ONLY IN A SMALL TOWN....
Everyone in Pine Bluff knew them as the Woodfield sisters. One never married and the other one...well, she discovered she married a no-good drunk so, after a few years, she divorced him and moved back with her spinster sister.
Both sisters worked almost all of their lives, one as an insurance secretary and the other as a sales lady at Froug's Department Store. Over time, as they grew older and had medical problems, they stopped working but continued to go to church regularly and take banana nut bread-their speciality- to shut-ins and friends.
Women loved my Daddy and the Woodfield sisters were no exceptions. They met him when he remodeled their bathroom. The younger sister, recently diagnosed with serious eye troubles, needed a shower rather than their old bathtub from the forties. They chose my father to do the work and....from that time forward....he was their best friend.
Over the years, as the sisters grew older and their incomes grew smaller....they weren't able to attend church regularly, or visit the sick as often so.... fewer people received their delicious gifts of banana nut bread. Money wasn't their only problem. Although their old car sat in the driveway, ready to go, finding someone to drive the car became an ongoing dilemma for the sisters.
The older sister had never learned to drive and now...younger sister was blind. Although the sisters maintained their charming ways, their elegant appearances, and their concern for others, public buses just weren't the accepted manner of travel for classic ladies and....taxis were too expensive.
Southern women almost-always appear delicate on the outside but inside, they are notorious for being Strong as Steel. The Woodfield sisters absolutely-fit that description. Never to be under-estimated, the sisters decided that transportation should not be a problem. They were convinced that "where there's a will, there's a way."
One afternoon, my father was in the front yard, trimming his rose bushes when he heard the roar of an old car rounding the corner at a high rate of speed. He looked up to see a vintage Buick racing into our driveway--completely out of control. Daddy yelled "STOP"..Just in the nick of time! With a loud screech, the brakes locked and the driver brought the car to a shuddering halt....inches from the sde of our house.
Before Daddy could reach the car to see if anyone was hurt, the driver's window lowered and "Sister" Woodfield greeted my father with a big smile, a loving hello, and a loaf of banana nut bread. Imagine Daddy's surprise when he learned that younger Sister Woodfield--totally blind--- had driven the Buick from her house, all the way across town to our house!

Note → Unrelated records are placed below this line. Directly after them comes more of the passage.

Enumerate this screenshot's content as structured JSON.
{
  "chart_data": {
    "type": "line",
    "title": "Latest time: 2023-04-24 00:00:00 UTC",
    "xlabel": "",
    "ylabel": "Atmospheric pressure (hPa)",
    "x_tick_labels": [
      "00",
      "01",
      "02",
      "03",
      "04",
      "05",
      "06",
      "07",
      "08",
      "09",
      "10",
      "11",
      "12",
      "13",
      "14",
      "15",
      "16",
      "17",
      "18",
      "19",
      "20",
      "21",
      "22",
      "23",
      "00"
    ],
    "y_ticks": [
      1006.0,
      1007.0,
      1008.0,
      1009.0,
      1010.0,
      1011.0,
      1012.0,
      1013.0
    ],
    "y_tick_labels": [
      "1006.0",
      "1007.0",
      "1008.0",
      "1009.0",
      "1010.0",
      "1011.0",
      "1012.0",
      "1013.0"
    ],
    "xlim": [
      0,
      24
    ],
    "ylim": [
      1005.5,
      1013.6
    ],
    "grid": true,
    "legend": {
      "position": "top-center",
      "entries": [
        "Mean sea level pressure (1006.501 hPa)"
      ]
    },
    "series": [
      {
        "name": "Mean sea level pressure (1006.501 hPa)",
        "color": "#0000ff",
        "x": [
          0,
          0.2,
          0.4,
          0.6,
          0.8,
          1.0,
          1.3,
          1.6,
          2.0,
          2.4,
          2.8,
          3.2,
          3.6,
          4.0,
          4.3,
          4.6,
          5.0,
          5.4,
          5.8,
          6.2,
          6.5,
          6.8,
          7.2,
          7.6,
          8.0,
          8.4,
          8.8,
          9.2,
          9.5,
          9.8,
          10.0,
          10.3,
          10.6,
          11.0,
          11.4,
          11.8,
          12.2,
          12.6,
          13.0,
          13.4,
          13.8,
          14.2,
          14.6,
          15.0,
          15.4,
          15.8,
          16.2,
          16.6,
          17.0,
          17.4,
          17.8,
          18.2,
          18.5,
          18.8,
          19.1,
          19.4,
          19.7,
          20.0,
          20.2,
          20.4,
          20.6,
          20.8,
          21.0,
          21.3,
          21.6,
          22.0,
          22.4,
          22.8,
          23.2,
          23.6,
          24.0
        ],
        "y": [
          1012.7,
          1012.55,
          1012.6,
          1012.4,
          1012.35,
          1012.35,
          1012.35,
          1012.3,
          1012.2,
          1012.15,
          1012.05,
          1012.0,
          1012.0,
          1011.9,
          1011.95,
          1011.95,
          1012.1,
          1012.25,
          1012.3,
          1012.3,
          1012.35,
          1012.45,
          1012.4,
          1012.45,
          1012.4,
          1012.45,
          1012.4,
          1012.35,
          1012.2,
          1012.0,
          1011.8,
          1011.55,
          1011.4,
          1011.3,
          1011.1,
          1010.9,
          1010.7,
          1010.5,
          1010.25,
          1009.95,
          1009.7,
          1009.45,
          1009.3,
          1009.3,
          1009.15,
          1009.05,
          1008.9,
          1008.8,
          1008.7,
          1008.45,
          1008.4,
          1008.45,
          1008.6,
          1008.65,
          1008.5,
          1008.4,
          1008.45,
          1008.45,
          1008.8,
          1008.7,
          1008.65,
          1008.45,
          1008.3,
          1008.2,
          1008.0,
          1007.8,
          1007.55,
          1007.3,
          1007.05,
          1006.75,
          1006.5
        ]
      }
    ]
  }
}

It seems the sisters had been practicing for weeks to co-ordinate their new driving technique. Although the younger sister was blind, she still felt "quite at home" behind the wheel. So, older sister became the co-pilot, directing younger sister as to when to stop, turn, move away from parked cars, speed up or slow down, and to help her avoid the curb. Older sister was so excited as she explained how the two of them were able to both drive the car with great success. She said they'd always worked well together, and now....they were an outstanding driving team.
Older sister thought they should share their dual driving discovery with Arkansas's School For the Blind. She explained how her ability to name streets and sense distances worked perfectly to guide younger sister as she "drove" across town. She described a typical trip in the car, like this: "Sister, we're on seventeenth street, just about a-half a block from Cherry Street so start slowing down. Remember, Johnny always parks his car close to that fire plug in front of the Triplett home there on the right so....watch out. Okay, Hit the brake NOW, sister! STOP Completely! Okay, there aren't any cars coming either way so now, sister.... step on the gas!"
After that scary incident, my father insisted on "adopting" the Woodfield sisters so they would never drive again. In fact, he helped them find a buyer for the Buick and they made a little money. From that day forward, someone in our family was always available to chauffeur the sisters where ever they needed to go. They were now "part of the family."
In addition, my Father discouraged the sisters from introducing their dual driving technique to the state's blind school since neither of them had ever had a driver's license.